A combination of artificial intelligence (AI) and the Internet of Things (IoT) looks set to revolutionise the way ventilation networks for underground mining operations are designed and monitored.
AI offers the capability to discern hidden patterns, adapt to changing conditions and provide forecasts amidst uncertainty when it comes to the continuous supply of fresh air to all below-surface extraction activities.
Although the development of intelligent ventilation is not exactly a new concept, it has gathered momentum in the past decade and, in effect, has collectively become part of a multifaceted international research objective.
With the consumption of mineral resources constantly growing, accompanied by a continual expansion in mining capacity, project proponents are branching out, with underground mining operations increasing their level of harmful emissions.
According to the Mining Institute of the Ural Branch of the Russian Academy of Sciences, complex mine ventilation network analysis relies heavily on analytical tools and software systems, while improving ventilation necessitates numerical simulation to manage airflows and pollutants. Combined, as earlier research has observed, they are intricate, with numerous degrees of freedom.
“Constructing mathematical models for such networks proves challenging due to substantial input data errors from field measurements and unpredictable aerodynamic factors,” the academy’s Mikhail Semin and Denis Komshchikov noted. “This compels engineers and scientists to seek novel approaches to ventilation issues. “AI has emerged as one such approach.
“Mine ventilation, employing AI technologies, plays a crucial role in predicting harmful impurity release and emergency situations like fires. “However, pinpointing emission locations and quantities can be challenging due to geological, geographical and operational factors.”
Semin and Komshchikov said it is known that deterministic methods are more effective in the study of corresponding physical processes, while heuristic and intelligent approaches demonstrate efficiency in tasks where an explicit connection between the studied parameters and phenomena is not readily apparent. “It is in this context that AI technologies are being integrated into mine ventilation systems today,” they noted.
“Physical processes within mine atmospheres are well understood by engineers and scientists and are typically modelled using deterministic approaches, such as solving systems of Kirchhoff equations (which see the absorption of heat as relieving the stress caused by rising temperatures) to determine air distribution and solving differential equations for convective-diffusion transfer of heat and harmful impurities through mine workings.

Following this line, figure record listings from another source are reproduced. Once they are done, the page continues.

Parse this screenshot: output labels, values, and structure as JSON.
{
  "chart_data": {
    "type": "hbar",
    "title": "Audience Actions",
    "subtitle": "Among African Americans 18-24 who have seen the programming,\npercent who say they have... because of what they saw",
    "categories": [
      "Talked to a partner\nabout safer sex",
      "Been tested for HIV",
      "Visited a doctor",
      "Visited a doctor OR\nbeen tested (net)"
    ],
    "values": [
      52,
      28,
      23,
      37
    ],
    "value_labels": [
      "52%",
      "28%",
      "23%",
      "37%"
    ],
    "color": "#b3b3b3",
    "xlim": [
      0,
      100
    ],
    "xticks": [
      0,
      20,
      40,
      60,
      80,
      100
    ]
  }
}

“However, the mine ventilation network is a complex system with numerous unpredictable and unaccounted factors. “Analysing these factors within deterministic frameworks often proves challenging or leads to failure, making heuristic approaches and machine learning methods more suitable.” One interesting question, Semin and Komshchikov posed, is how many measuring stations are needed to correctly assess air distribution in the entire operation while accurately determining the location of resistance failures in mine airways.
The answer depends on the number of branches in the ventilation network, and topology features such as through-flow and U-tube ventilation layouts should also be considered. A change in the air resistance of mine airways, they pointed out, is not the only unaccounted factor that could lead to alterations in air distribution within a mine ventilation network. Previous research indicates that other possible reasons for observed deviations in measured air velocities at measuring stations could also include thermal and gas depression.
“For example, unaccounted-for heat and gas emissions from mining equipment, as well as gas emissions from rock masses, can also significantly impact mine air distribution,” they said. Another promising area for utilising AI in mine ventilation may be determining the shock losses of mine airways when calculating air distribution. Last year, Semin highlighted the importance of shock loss factors, especially in airways with large cross-sections. Existing approaches to calculating shock losses, however, lack both sufficient accuracy and versatility – particularly in their applicability to various types of mine airway junctions.
“The use of surrogate modelling could facilitate the selection of an approximating function for shock loss factors based on mine airway parameters, potentially providing accurate solutions across a wide range of mine airway junctions,” Semin and Komshchikov said. “We anticipate that the utilisation of intelligent methods for solving mine ventilation problems will increase in the future. “This trend will be propelled by advancements in computing power and the emergence of new, more efficient AI technologies. “Recognising the existing gaps, AI will be progressively deployed across a broader spectrum of mine ventilation challenges.”
In terms of IoT, one innovation is the ZigBee Wireless Sensor Networks (WSN) technology, a system that transmits data over long distances by passing it through a mesh network of intermediate devices to reach more distant ones. Under this regime, sensors are used to capture the environmental variables that in turn are used for data acquisition. These sensor signals are then converted into electrical ones, which receive the sensor-generated information and send it to a wireless network access plant.
Research has indicated that the narrow space of an underground environment significantly enhances the signal intensity and, as a result, ZigBee can have a great advantage in the deep. Evidently – according to research published in 2021 – the application of ZigBee WSN technology is becoming more and more popular for underground mines as it has good information collection capabilities for things like harmful gas concentration and temperature, which in turn can provide signals for intelligent mine ventilation systems.
As a result, in the future, ZigBee WSN technology is likely to become a medium for information transmission in intelligent mine ventilation due to its three characteristics – suitability for underground mines, low energy consumption and good performance when it comes to the collection of information.